By traição relação November 27, 2020 - 9:45 am
Good day I am so delighted I found your site, I really found you
by accident, while I was researching on Bing for something else, Anyhow I am here now and would just like to say kudos for a remarkable post and a all round exciting
blog (I also love the theme/design), I don’t
have time to read it all at the minute but I have bookmarked it and also added your RSS feeds, so
when I have time I will be back to read much more, Please do keep up the awesome work.
By Fitness November 25, 2020 - 8:00 am
That’s a good piece here. Thanks for the article on fitness.
By Medic November 25, 2020 - 7:59 am
Wow. Informative content here. Good job, op.
By naver November 23, 2020 - 6:15 pm
I used to be suggested this web site via my cousin. I’m no longer certain whether or
not this submit is written by way of him as nobody else recognize such special
approximately my trouble. You are amazing! Thanks!

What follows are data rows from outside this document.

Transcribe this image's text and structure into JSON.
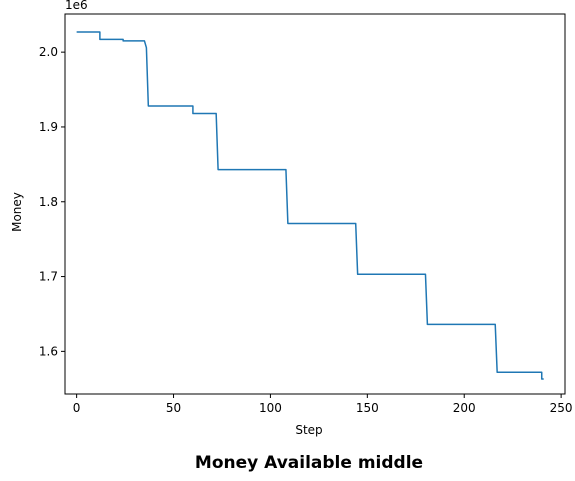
{
  "chart_data": {
    "type": "line",
    "title": "Money Available middle",
    "xlabel": "Step",
    "ylabel": "Money",
    "y_offset_label": "1e6",
    "xlim": [
      -6,
      252
    ],
    "ylim": [
      1.543,
      2.051
    ],
    "x_ticks": [
      0,
      50,
      100,
      150,
      200,
      250
    ],
    "x_tick_labels": [
      "0",
      "50",
      "100",
      "150",
      "200",
      "250"
    ],
    "y_ticks": [
      1.6,
      1.7,
      1.8,
      1.9,
      2.0
    ],
    "y_tick_labels": [
      "1.6",
      "1.7",
      "1.8",
      "1.9",
      "2.0"
    ],
    "grid": false,
    "series": [
      {
        "color": "#1f77b4",
        "x": [
          0,
          12,
          12,
          24,
          24,
          35,
          36,
          37,
          60,
          60,
          72,
          73,
          108,
          109,
          144,
          145,
          180,
          181,
          216,
          217,
          240,
          240,
          241
        ],
        "y": [
          2.027,
          2.027,
          2.017,
          2.017,
          2.015,
          2.015,
          2.006,
          1.928,
          1.928,
          1.918,
          1.918,
          1.843,
          1.843,
          1.771,
          1.771,
          1.703,
          1.703,
          1.636,
          1.636,
          1.572,
          1.572,
          1.563,
          1.563
        ]
      }
    ]
  }
}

By just flirt November 23, 2020 - 4:16 am
Hi! Quick question that’s entirely off topic. Do you know how to
make your site mobile friendly? My blog looks weird when browsing from my iphone4.
I’m trying to find a theme or plugin that might be able to fix this
issue. If you have any recommendations, please share.
Thanks!
By The Proxy November 22, 2020 - 8:51 am
I have to thank you for the efforts you’ve put in penning
this blog. I am hoping to check out the same high-grade
content from you in the future as well. In truth, your
creative writing abilities has inspired me to get my own, personal website
now 😉
By What Is Near Me November 21, 2020 - 4:04 pm
It’s a shame you don’t have a donate button! I’d definitely donate to this
superb blog! I suppose for now i’ll settle for bookmarking and
adding your RSS feed to my Google account.

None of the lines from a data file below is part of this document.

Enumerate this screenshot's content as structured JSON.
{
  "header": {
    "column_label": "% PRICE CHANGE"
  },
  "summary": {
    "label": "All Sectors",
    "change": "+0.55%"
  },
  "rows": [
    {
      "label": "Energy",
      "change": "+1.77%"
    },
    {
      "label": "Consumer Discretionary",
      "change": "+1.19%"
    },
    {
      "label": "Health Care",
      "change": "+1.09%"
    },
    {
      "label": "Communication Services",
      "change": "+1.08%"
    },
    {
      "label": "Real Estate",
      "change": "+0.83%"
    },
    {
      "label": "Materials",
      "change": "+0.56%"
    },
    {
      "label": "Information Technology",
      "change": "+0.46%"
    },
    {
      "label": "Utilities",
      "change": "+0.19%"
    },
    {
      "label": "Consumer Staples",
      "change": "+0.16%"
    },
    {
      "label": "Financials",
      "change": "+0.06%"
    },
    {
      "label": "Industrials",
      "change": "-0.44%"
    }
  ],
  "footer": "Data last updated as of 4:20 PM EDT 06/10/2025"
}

I look forward to new updates and will share this blog with my Facebook group.
Chat soon!
By distributor printer hp November 21, 2020 - 8:42 am
I’m no longer certain where you are getting your information, however good
topic. I must spend some time studying more or working out more.
Thank you for great information I used to be looking for this info for my mission.

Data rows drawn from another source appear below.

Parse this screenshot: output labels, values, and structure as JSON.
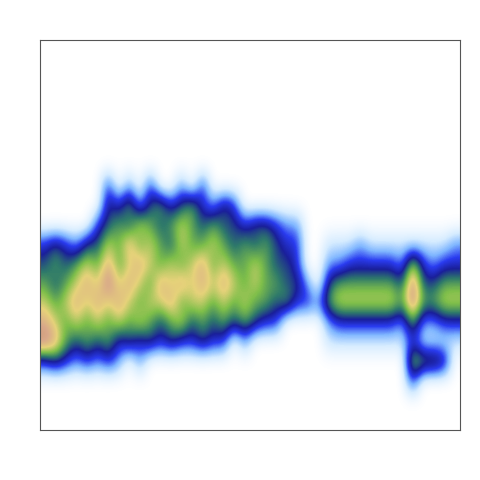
{
  "chart_data": {
    "type": "heatmap",
    "tick_labels": false,
    "grid": false,
    "cells": [
      [
        0,
        0,
        0,
        0,
        0,
        0,
        0,
        0,
        0,
        0,
        0,
        0,
        0,
        0,
        0,
        0,
        0,
        0,
        0,
        0,
        0,
        0,
        0,
        0,
        0,
        0,
        0,
        0,
        0,
        0,
        0,
        0,
        0,
        0,
        0,
        0,
        0,
        0,
        0,
        0
      ],
      [
        0,
        0,
        0,
        0,
        0,
        0,
        0,
        0,
        0,
        0,
        0,
        0,
        0,
        0,
        0,
        0,
        0,
        0,
        0,
        0,
        0,
        0,
        0,
        0,
        0,
        0,
        0,
        0,
        0,
        0,
        0,
        0,
        0,
        0,
        0,
        0,
        0,
        0,
        0,
        0
      ],
      [
        0,
        0,
        0,
        0,
        0,
        0,
        0,
        0,
        0,
        0,
        0,
        0,
        0,
        0,
        0,
        0,
        0,
        0,
        0,
        0,
        0,
        0,
        0,
        0,
        0,
        0,
        0,
        0,
        0,
        0,
        0,
        0,
        0,
        0,
        0,
        0,
        0,
        0,
        0,
        0
      ],
      [
        0,
        0,
        0,
        0,
        0,
        0,
        0,
        0,
        0,
        0,
        0,
        0,
        0,
        0,
        0,
        0,
        0,
        0,
        0,
        0,
        0,
        0,
        0,
        0,
        0,
        0,
        0,
        0,
        0,
        0,
        0,
        0,
        0,
        0,
        0,
        0,
        0,
        0,
        0,
        0
      ],
      [
        0,
        0,
        0,
        0,
        0,
        0,
        0,
        0,
        0,
        0,
        0,
        0,
        0,
        0,
        0,
        0,
        0,
        0,
        0,
        0,
        0,
        0,
        0,
        0,
        0,
        0,
        0,
        0,
        0,
        0,
        0,
        0,
        0,
        0,
        0,
        0,
        0,
        0,
        0,
        0
      ],
      [
        0,
        0,
        0,
        0,
        0,
        0,
        0,
        0,
        0,
        0,
        0,
        0,
        0,
        0,
        0,
        0,
        0,
        0,
        0,
        0,
        0,
        0,
        0,
        0,
        0,
        0,
        0,
        0,
        0,
        0,
        0,
        0,
        0,
        0,
        0,
        0,
        0,
        0,
        0,
        0
      ],
      [
        0,
        0,
        0,
        0,
        0,
        0,
        0,
        0,
        0,
        0,
        0,
        0,
        0,
        0,
        0,
        0,
        0,
        0,
        0,
        0,
        0,
        0,
        0,
        0,
        0,
        0,
        0,
        0,
        0,
        0,
        0,
        0,
        0,
        0,
        0,
        0,
        0,
        0,
        0,
        0
      ],
      [
        0,
        0,
        0,
        0,
        0,
        0,
        3,
        0,
        2,
        0,
        3,
        0,
        0,
        2,
        0,
        3,
        0,
        0,
        0,
        0,
        0,
        0,
        0,
        0,
        0,
        0,
        0,
        0,
        0,
        0,
        0,
        0,
        0,
        0,
        0,
        0,
        0,
        0,
        0,
        0
      ],
      [
        0,
        0,
        0,
        0,
        0,
        0,
        4,
        3,
        5,
        2,
        4,
        5,
        3,
        4,
        5,
        3,
        2,
        4,
        3,
        0,
        0,
        0,
        0,
        0,
        0,
        0,
        0,
        0,
        0,
        0,
        0,
        0,
        0,
        0,
        0,
        0,
        0,
        0,
        0,
        0
      ],
      [
        0,
        0,
        0,
        0,
        0,
        3,
        4,
        5,
        4,
        6,
        5,
        4,
        5,
        6,
        5,
        4,
        5,
        4,
        4,
        3,
        4,
        4,
        3,
        2,
        2,
        0,
        0,
        0,
        0,
        0,
        0,
        0,
        0,
        0,
        0,
        0,
        0,
        0,
        0,
        0
      ],
      [
        3,
        4,
        3,
        2,
        4,
        4,
        6,
        5,
        7,
        5,
        6,
        5,
        4,
        6,
        5,
        5,
        6,
        5,
        4,
        5,
        4,
        5,
        4,
        3,
        3,
        0,
        0,
        1,
        1,
        1,
        2,
        1,
        1,
        1,
        1,
        1,
        1,
        1,
        1,
        2
      ],
      [
        4,
        5,
        4,
        5,
        6,
        5,
        7,
        5,
        6,
        7,
        6,
        5,
        6,
        5,
        6,
        7,
        5,
        6,
        5,
        5,
        6,
        5,
        4,
        4,
        3,
        0,
        0,
        2,
        2,
        3,
        3,
        3,
        3,
        3,
        2,
        6,
        3,
        2,
        3,
        3
      ],
      [
        5,
        4,
        5,
        6,
        7,
        6,
        8,
        6,
        7,
        6,
        5,
        7,
        6,
        7,
        6,
        7,
        6,
        7,
        6,
        5,
        6,
        5,
        5,
        4,
        4,
        2,
        0,
        4,
        5,
        5,
        5,
        5,
        5,
        5,
        4,
        8,
        4,
        4,
        5,
        5
      ],
      [
        6,
        5,
        6,
        7,
        6,
        7,
        6,
        7,
        6,
        5,
        6,
        6,
        7,
        5,
        6,
        6,
        5,
        6,
        5,
        6,
        5,
        5,
        4,
        5,
        3,
        3,
        2,
        5,
        6,
        6,
        6,
        6,
        6,
        6,
        5,
        8,
        5,
        5,
        6,
        6
      ],
      [
        7,
        6,
        5,
        6,
        5,
        6,
        5,
        6,
        5,
        6,
        5,
        4,
        5,
        6,
        4,
        5,
        4,
        5,
        4,
        5,
        4,
        3,
        3,
        0,
        0,
        0,
        0,
        2,
        3,
        3,
        3,
        3,
        3,
        3,
        2,
        5,
        2,
        2,
        3,
        3
      ],
      [
        8,
        7,
        5,
        4,
        5,
        4,
        5,
        3,
        4,
        3,
        4,
        3,
        4,
        3,
        3,
        4,
        3,
        3,
        0,
        2,
        0,
        0,
        0,
        0,
        0,
        0,
        0,
        1,
        1,
        1,
        1,
        1,
        1,
        1,
        1,
        3,
        1,
        1,
        1,
        1
      ],
      [
        3,
        4,
        3,
        2,
        3,
        2,
        3,
        2,
        0,
        2,
        0,
        0,
        0,
        0,
        0,
        0,
        0,
        0,
        0,
        0,
        0,
        0,
        0,
        0,
        0,
        0,
        0,
        0,
        0,
        0,
        0,
        0,
        0,
        0,
        0,
        6,
        5,
        5,
        4,
        0
      ],
      [
        0,
        0,
        0,
        0,
        0,
        0,
        0,
        0,
        0,
        0,
        0,
        0,
        0,
        0,
        0,
        0,
        0,
        0,
        0,
        0,
        0,
        0,
        0,
        0,
        0,
        0,
        0,
        0,
        0,
        0,
        0,
        0,
        0,
        0,
        0,
        3,
        0,
        0,
        0,
        0
      ],
      [
        0,
        0,
        0,
        0,
        0,
        0,
        0,
        0,
        0,
        0,
        0,
        0,
        0,
        0,
        0,
        0,
        0,
        0,
        0,
        0,
        0,
        0,
        0,
        0,
        0,
        0,
        0,
        0,
        0,
        0,
        0,
        0,
        0,
        0,
        0,
        0,
        0,
        0,
        0,
        0
      ],
      [
        0,
        0,
        0,
        0,
        0,
        0,
        0,
        0,
        0,
        0,
        0,
        0,
        0,
        0,
        0,
        0,
        0,
        0,
        0,
        0,
        0,
        0,
        0,
        0,
        0,
        0,
        0,
        0,
        0,
        0,
        0,
        0,
        0,
        0,
        0,
        0,
        0,
        0,
        0,
        0
      ]
    ]
  }
}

By aduqq online November 20, 2020 - 11:28 pm
Right here is the perfect website for everyone who hopes to find out about this topic.
You know a whole lot its almost tough to argue with you
(not that I personally would want to…HaHa). You definitely put a brand new spin on a subject that’s
been discussed for years. Wonderful stuff, just excellent!
By wisata bandung terbaru November 20, 2020 - 9:42 pm
You can see beautiful 3D models and coloration pictures, a weight tracker system,
a child kicxk counter, a manner of timing
contractions, and lots of information.
Here iss my site; wisata bandung terbaru
By cek skor live November 20, 2020 - 5:27 pm
live skor sepak bola
By salad November 20, 2020 - 4:16 pm
Very soon this website will be famous amid all blogging visitors, due to
it’s pleasant posts
By Notícias do Mundo November 20, 2020 - 6:06 am
That is very fascinating, You’re an excessively
professional blogger. I’ve joined your rss feed and sit up for looking for
more of your great post. Also, I have shared your website in my social networks
By Bodybulding Art November 20, 2020 - 6:03 am
It’s enormous that you are getting ideas from this paragraph as well as
from our dialogue made at this place.
By top-nodep.Com November 20, 2020 - 3:33 am
I like the helpful info you provide on your articles.
I will bookmark your blog and test again right
here frequently. I am moderately sure I will learn many new stuff proper
here! Good luck for the following!
By micheal jackson costume November 18, 2020 - 7:27 pm
Batman Henchman Joker Goon Purple Bomber Jacket
https://moviesjackets.com/Batman-henchman-jacket
By obezite cerrahisi November 18, 2020 - 9:29 am
Obezite Cerrahisi nedir nasıl tedavi uygulanır ve Obezite Cerrahisi için fiyatlar hakkında detaylı bilgiye sahip olucaksınız.